In this plot we clearly see at the expected number of clusters from our previous analysis.

Modularity maximization

Finally, we will consider a quantification that may be more appropriate for the analysis of networks, modularity maximization. Modularity measures how well separated multiple subnetworks are given a particular partitioning of the network. More precisely:

\[ Q = \frac{1}{2m} \sum_{ij} A_{ij} - \frac{k_i * k_j}{2m} \delta(i, j) \]

\[ \delta(i, j) = \begin{cases} 1 & \text{if i = j} \\ 0 & \text{otherwise} \end{cases} \]

\(m\) is the number of edges, \(A_{ij}\) is the adjacency matrix, \(k_i\) is the degree of node \(i\)

Modularity has a rich history in the analysis of community structure in networks.

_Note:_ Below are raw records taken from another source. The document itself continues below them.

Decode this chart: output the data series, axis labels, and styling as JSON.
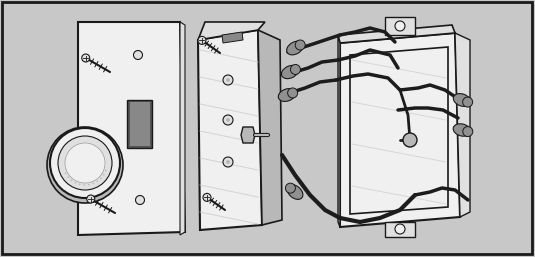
{
  "bg": "#c8c8c8",
  "white": "#f0f0f0",
  "light_gray": "#e0e0e0",
  "mid_gray": "#b8b8b8",
  "dark_gray": "#888888",
  "black": "#1a1a1a",
  "wire_black": "#1c1c1c",
  "connector_gray": "#909090",
  "shadow_gray": "#aaaaaa",
  "figw": 5.35,
  "figh": 2.57,
  "dpi": 100
}
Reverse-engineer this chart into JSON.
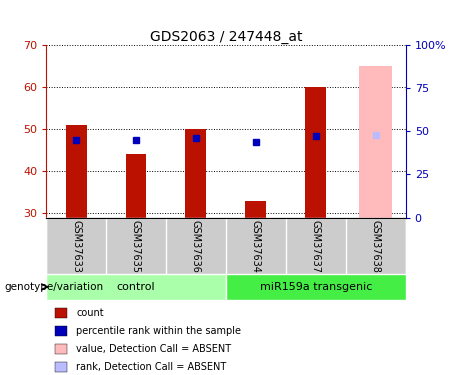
{
  "title": "GDS2063 / 247448_at",
  "samples": [
    "GSM37633",
    "GSM37635",
    "GSM37636",
    "GSM37634",
    "GSM37637",
    "GSM37638"
  ],
  "red_values": [
    51,
    44,
    50,
    33,
    60,
    null
  ],
  "pink_values": [
    null,
    null,
    null,
    null,
    null,
    65
  ],
  "blue_values": [
    45,
    45,
    46,
    44,
    47,
    null
  ],
  "blue_absent_values": [
    null,
    null,
    null,
    null,
    null,
    48
  ],
  "ylim_left": [
    29,
    70
  ],
  "ylim_right": [
    0,
    100
  ],
  "yticks_left": [
    30,
    40,
    50,
    60,
    70
  ],
  "yticks_right": [
    0,
    25,
    50,
    75,
    100
  ],
  "yticklabels_right": [
    "0",
    "25",
    "50",
    "75",
    "100%"
  ],
  "bar_width": 0.35,
  "red_color": "#bb1100",
  "pink_color": "#ffbbbb",
  "blue_color": "#0000bb",
  "light_blue_color": "#bbbbff",
  "control_samples": [
    0,
    1,
    2
  ],
  "transgenic_samples": [
    3,
    4,
    5
  ],
  "group_labels": [
    "control",
    "miR159a transgenic"
  ],
  "green_light": "#aaffaa",
  "green_dark": "#44ee44",
  "xlabel": "genotype/variation",
  "legend_items": [
    "count",
    "percentile rank within the sample",
    "value, Detection Call = ABSENT",
    "rank, Detection Call = ABSENT"
  ],
  "legend_colors": [
    "#bb1100",
    "#0000bb",
    "#ffbbbb",
    "#bbbbff"
  ]
}
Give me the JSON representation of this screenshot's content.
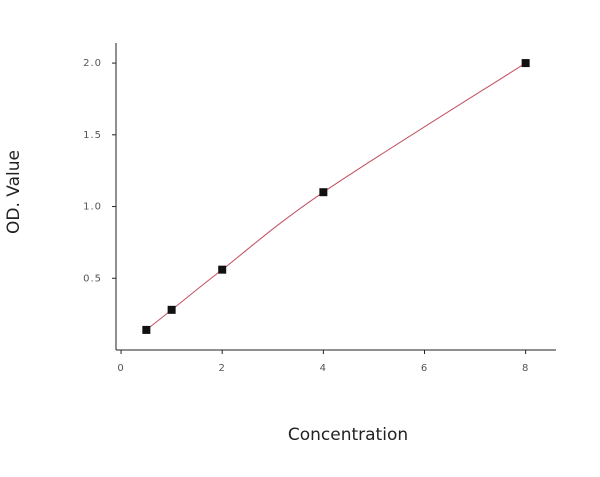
{
  "chart_data": {
    "type": "scatter",
    "x_label": "Concentration",
    "y_label": "OD. Value",
    "x": [
      0.5,
      1,
      2,
      4,
      8
    ],
    "values": [
      0.14,
      0.28,
      0.56,
      1.1,
      2.0
    ],
    "color": "#111111",
    "line_color": "#c05060",
    "fit_line": true,
    "xlim": [
      -0.1,
      8.6
    ],
    "ylim": [
      0,
      2.14
    ],
    "xticks": [
      0,
      2,
      4,
      6,
      8
    ],
    "yticks": [
      {
        "value": 0.5,
        "label": "0.5"
      },
      {
        "value": 1,
        "label": "1.0"
      },
      {
        "value": 1.5,
        "label": "1.5"
      },
      {
        "value": 2,
        "label": "2.0"
      }
    ],
    "grid": false
  }
}
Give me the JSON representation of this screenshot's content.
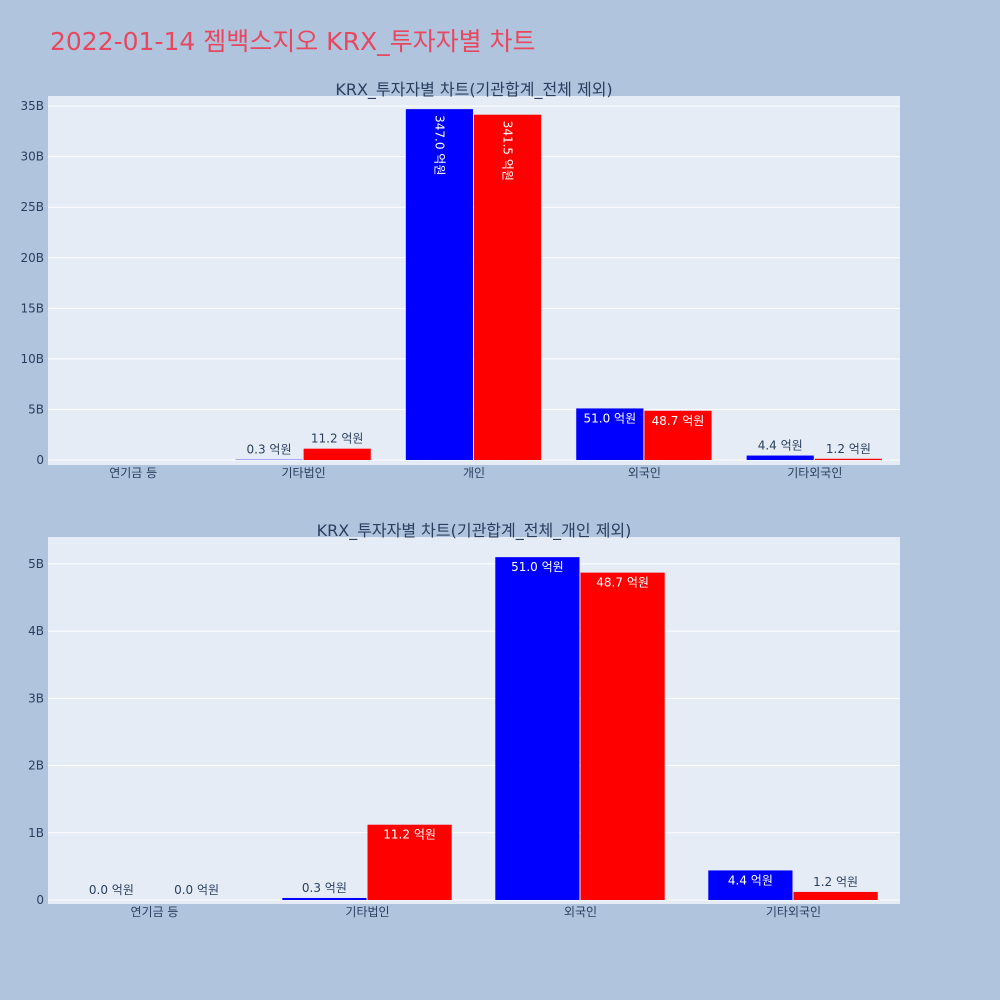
{
  "title": "2022-01-14 젬백스지오 KRX_투자자별 차트",
  "colors": {
    "buy": "#0000ff",
    "sell": "#ff0000",
    "page_bg": "#b0c4de",
    "plot_bg": "#e5ecf6",
    "title": "#e8485f"
  },
  "chart_data": [
    {
      "type": "bar",
      "title": "KRX_투자자별 차트(기관합계_전체 제외)",
      "categories": [
        "연기금 등",
        "기타법인",
        "개인",
        "외국인",
        "기타외국인"
      ],
      "ylim": [
        0,
        36
      ],
      "yticks": [
        0,
        5,
        10,
        15,
        20,
        25,
        30,
        35
      ],
      "ytick_labels": [
        "0",
        "5B",
        "10B",
        "15B",
        "20B",
        "25B",
        "30B",
        "35B"
      ],
      "grid": true,
      "series": [
        {
          "color": "#0000ff",
          "values": [
            0,
            0.03,
            34.7,
            5.1,
            0.44
          ],
          "labels": [
            "",
            "0.3 억원",
            "347.0 억원",
            "51.0 억원",
            "4.4 억원"
          ],
          "label_pos": [
            "",
            "outside",
            "inside-rot",
            "inside",
            "outside"
          ]
        },
        {
          "color": "#ff0000",
          "values": [
            0,
            1.12,
            34.15,
            4.87,
            0.12
          ],
          "labels": [
            "",
            "11.2 억원",
            "341.5 억원",
            "48.7 억원",
            "1.2 억원"
          ],
          "label_pos": [
            "",
            "outside",
            "inside-rot",
            "inside",
            "outside"
          ]
        }
      ]
    },
    {
      "type": "bar",
      "title": "KRX_투자자별 차트(기관합계_전체_개인 제외)",
      "categories": [
        "연기금 등",
        "기타법인",
        "외국인",
        "기타외국인"
      ],
      "ylim": [
        0,
        5.4
      ],
      "yticks": [
        0,
        1,
        2,
        3,
        4,
        5
      ],
      "ytick_labels": [
        "0",
        "1B",
        "2B",
        "3B",
        "4B",
        "5B"
      ],
      "grid": true,
      "series": [
        {
          "color": "#0000ff",
          "values": [
            0,
            0.03,
            5.1,
            0.44
          ],
          "labels": [
            "0.0 억원",
            "0.3 억원",
            "51.0 억원",
            "4.4 억원"
          ],
          "label_pos": [
            "outside",
            "outside",
            "inside",
            "inside"
          ]
        },
        {
          "color": "#ff0000",
          "values": [
            0,
            1.12,
            4.87,
            0.12
          ],
          "labels": [
            "0.0 억원",
            "11.2 억원",
            "48.7 억원",
            "1.2 억원"
          ],
          "label_pos": [
            "outside",
            "inside",
            "inside",
            "outside"
          ]
        }
      ]
    }
  ]
}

We’ll will apply the modularity maximization method to sub-matrix, mc2, since it is much faster to compute. You will remember that had a topology indicating 3 clusters. This was easy to see visually.

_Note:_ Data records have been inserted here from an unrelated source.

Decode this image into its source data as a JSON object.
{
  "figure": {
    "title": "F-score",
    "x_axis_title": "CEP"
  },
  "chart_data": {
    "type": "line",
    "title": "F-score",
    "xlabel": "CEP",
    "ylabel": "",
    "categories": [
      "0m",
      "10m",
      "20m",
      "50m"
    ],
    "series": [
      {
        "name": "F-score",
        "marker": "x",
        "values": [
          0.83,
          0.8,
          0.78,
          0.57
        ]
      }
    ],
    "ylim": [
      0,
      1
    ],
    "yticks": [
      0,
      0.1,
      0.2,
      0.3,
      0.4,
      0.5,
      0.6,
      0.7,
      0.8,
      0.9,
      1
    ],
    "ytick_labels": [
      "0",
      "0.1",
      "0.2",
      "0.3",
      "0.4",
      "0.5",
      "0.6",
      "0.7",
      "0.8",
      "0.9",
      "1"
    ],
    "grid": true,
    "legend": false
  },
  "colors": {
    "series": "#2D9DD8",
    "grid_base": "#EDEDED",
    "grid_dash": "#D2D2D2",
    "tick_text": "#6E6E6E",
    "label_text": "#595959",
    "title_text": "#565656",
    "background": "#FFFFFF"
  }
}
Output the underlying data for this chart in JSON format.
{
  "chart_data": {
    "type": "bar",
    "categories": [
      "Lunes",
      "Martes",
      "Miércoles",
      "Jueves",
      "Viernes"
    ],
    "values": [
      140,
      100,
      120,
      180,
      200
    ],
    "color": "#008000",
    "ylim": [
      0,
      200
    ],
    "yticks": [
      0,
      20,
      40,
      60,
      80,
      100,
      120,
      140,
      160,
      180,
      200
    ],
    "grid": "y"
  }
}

The code for computing mc2 is included below for reference, as well as its representation as a network.

degree = apply(mc, 1, function(i)sum(i > 0))
n_i = which(degree == 20)[1:4]
n = unique(c(n_i, which(mc[n_i, ] > 0, arr.ind = T)[, 2]))
mc2 = mc[n, n]
g_small = graph_from_adjacency_matrix(mc2, mode = "undirected", weighted = TRUE, diag = FALSE)
g_layout = layout.fruchterman.reingold(g_small)
plot.igraph(g_small, vertex.label = NA, layout = g_layout)

Compute modularity (Q) of the mc2 network given spectral cluster partitioning for 2 to 20 clusters

The igraph R package includes the function modularity which can be used to compute modularity. Use the graph g_small above.

Plot Q vs. the number of clusters. How many clusters would you choose based on the results?

Solution
Q = unlist(lapply(seq(2,20,1),function(i){
  mc2_specc = specc(as.kernelMatrix(mc2), centers=i)
  v = as.data.frame(factor(mc2_specc))
  rownames(v) = rownames(mc2)
  v = v[names(V(g_small)),]
  return(modularity(g_small,v,weights=E(g_small)$weights))
}))
names(Q) = as.character(seq(2,20,1))

plot(names(Q),Q, type = "l", ylab = "Modularity (Q)", xlab = "# Clusters", xlim = c(1,20))
points(names(Q),Q, pch = 20)
Qmax = which(Q == max(Q))
points(names(Qmax), Q[Qmax], col = "red")
text(as.numeric(names(Qmax)) + 3, Q[Qmax], paste0("Max = ", names(Qmax)," clusters"), col = "red")

Because it takes much longer to compute these statistics on the full network, I’ve simply include the results below. As you can see, there is a peak at 17 clusters, which is why it was selected for our analysis in the second practical session.

Summary

We’ve seen 3 approaches to estimating the number of clusters. There are countless other approaches. It should be clear that selecting the number of clusters is one of the most nuanced and (often) subjective components of clustering. Hopefully you have now mastered several analytical tools to make this process more quantitative.